Lanka President Rajapaksa`s senior envoy departs for India
Sri Lanka sent President Mahinda Rajapaksa`s younger brother Basil to Delhi to hold talks with Indian leadership over its controversial plan to tinker with the India-moved thirteenth amendment (13A).
Colombo: Sri Lanka on Thursday sent President Mahinda Rajapaksa`s younger brother Basil to Delhi to hold talks with Indian leadership over its controversial plan to tinker with the India-moved thirteenth amendment (13A).
Basil Rajapaksa is the minister of economic development and the key political advisor to his brother. Basil is expected to meet External Affairs Minister Salman Khurshid and National Security Advisor Shivashankar Menon.
The visit comes ahead of the government plans to dilute powers of the provincial councils - a system enshrined in the Sri Lankan constitution in 1987 as a result of Indian intervention in the country`s ethnic conflict with the minority Tamils.
"We are sending a senior minister of the government as a common courtesy because the provincial councils were established as a result of the Rajiv Gandhi-JR Jayawardene pact," government spokesman and minister Keheliya Rambukwella said.
"What he will do is inform India what we are going to do with the 13th Amendment. As a government, we have decided that it requires certain amendments, or changes to suit the present time. A Constitution is not cast in stone. It can be changed from time to time."

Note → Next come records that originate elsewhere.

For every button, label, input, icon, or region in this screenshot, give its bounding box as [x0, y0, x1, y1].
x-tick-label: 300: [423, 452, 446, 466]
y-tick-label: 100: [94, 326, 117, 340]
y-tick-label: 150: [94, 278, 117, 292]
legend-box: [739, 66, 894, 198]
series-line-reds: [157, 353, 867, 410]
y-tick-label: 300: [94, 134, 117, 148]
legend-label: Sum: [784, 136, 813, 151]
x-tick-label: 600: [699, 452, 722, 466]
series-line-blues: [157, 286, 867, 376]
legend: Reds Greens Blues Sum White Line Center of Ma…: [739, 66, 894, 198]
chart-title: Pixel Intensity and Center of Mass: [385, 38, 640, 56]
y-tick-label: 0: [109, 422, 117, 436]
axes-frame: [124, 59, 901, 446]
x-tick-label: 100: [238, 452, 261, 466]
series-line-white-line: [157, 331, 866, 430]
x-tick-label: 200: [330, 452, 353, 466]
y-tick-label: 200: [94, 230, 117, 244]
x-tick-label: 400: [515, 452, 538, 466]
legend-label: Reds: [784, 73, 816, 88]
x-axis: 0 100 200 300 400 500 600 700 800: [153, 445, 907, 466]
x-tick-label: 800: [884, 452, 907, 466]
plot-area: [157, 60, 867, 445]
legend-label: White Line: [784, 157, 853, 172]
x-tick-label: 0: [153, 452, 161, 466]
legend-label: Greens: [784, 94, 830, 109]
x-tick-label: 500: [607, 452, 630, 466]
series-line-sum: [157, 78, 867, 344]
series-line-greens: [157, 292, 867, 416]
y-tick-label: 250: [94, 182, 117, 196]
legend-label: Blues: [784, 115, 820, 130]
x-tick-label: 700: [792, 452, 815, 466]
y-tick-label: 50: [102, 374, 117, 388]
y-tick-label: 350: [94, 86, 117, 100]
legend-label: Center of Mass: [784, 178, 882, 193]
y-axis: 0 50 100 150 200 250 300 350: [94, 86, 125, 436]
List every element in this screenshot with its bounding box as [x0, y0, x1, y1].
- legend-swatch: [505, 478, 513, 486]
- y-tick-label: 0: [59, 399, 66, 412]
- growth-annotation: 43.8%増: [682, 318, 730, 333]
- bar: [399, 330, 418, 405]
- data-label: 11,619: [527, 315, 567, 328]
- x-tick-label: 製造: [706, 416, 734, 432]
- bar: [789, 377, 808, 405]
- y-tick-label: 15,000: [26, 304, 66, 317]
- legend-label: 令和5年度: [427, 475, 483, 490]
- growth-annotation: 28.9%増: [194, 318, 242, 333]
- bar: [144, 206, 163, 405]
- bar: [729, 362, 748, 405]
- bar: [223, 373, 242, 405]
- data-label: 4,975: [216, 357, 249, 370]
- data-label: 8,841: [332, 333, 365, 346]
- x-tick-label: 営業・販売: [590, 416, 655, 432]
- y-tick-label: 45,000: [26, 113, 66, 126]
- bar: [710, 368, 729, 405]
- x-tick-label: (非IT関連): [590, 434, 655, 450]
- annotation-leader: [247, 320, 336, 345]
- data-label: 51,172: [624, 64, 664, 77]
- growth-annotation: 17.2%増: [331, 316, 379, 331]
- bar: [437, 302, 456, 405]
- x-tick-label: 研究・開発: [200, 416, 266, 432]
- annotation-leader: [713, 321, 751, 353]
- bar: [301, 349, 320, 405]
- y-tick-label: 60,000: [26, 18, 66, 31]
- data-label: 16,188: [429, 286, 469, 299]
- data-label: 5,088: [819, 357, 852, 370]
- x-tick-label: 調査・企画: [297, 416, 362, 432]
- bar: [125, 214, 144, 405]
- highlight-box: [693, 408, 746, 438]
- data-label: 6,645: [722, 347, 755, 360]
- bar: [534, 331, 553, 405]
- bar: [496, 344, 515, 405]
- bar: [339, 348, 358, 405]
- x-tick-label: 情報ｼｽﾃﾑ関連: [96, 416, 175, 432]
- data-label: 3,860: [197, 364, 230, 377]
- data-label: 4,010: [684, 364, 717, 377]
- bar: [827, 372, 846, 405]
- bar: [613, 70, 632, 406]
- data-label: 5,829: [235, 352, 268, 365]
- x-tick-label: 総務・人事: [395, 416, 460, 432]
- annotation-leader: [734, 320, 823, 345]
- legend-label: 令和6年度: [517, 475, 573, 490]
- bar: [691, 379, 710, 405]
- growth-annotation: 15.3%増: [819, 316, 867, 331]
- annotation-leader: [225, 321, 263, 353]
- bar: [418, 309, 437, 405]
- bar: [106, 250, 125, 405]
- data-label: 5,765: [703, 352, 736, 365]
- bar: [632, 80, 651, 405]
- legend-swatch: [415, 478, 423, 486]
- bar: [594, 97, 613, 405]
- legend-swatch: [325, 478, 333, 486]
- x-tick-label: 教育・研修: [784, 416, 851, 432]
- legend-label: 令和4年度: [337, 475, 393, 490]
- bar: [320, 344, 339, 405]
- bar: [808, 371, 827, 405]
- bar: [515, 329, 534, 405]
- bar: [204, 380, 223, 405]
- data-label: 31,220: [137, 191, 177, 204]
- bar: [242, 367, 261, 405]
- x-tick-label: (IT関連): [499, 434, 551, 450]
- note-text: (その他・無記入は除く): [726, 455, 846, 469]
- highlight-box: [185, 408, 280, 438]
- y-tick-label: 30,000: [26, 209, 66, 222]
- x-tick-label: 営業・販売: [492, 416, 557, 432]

Asked if the government meant reducing police and land powers from provincial councils, the minister said: "Some may say it is an increase of powers while others may argue otherwise. Although the 13th amendment gave police and land powers to provincial councils, these powers were never exercised by them because the power was not given to them.
"Now for the first time we are proposing that we give them some police powers, may be in respect of traffic cases and at magisterial level. Anything above than can be at the national level. In practise we giving provincial councils more police powers. But in theory, one can say they will have less powers."
Rambukwella said Rajapaksa was hoping to explain this to
the Indian government.
Asked if it was just informing India or there could be a dialogue with New Delhi, the Minister said, "Hopefully, there could be a dialogue."
The younger Rajapaksa visit also comes in the backdrop of a visit to New Delhi by Sri Lanka`s the main Tamil party Tamil National Alliance (TNA) which opposed the government plans at the behest of its nationalist allies to dilute 13A.
The tinkering of the 13A, a by-product of the Indo-Sri Lankan Accord of July 1987 to try and resolve the ethnic conflict, is being attempted ahead of the provincial council elections in Tamil-dominated northern areas in September.
TNA has said it will not take part in the proposed Parliamentary Select Committee (PSC) proceedings to review the 13A, saying it has been convened to strip provincial council of powers.
A senior TNA legislator, Suresh Premachandran, said his party has decided to skip the PSC proceedings, which is expected to get underway on July 9.
Analysts say Indian pressure has forced Colombo to retain the 13A sans amendments until the conclusion of the northern provincial council elections scheduled for September.
Khurshid in a phone conversation with his Sri Lankan counterpart G L Peiris in May had stressed that Colombo should not unilaterally move against the 13A.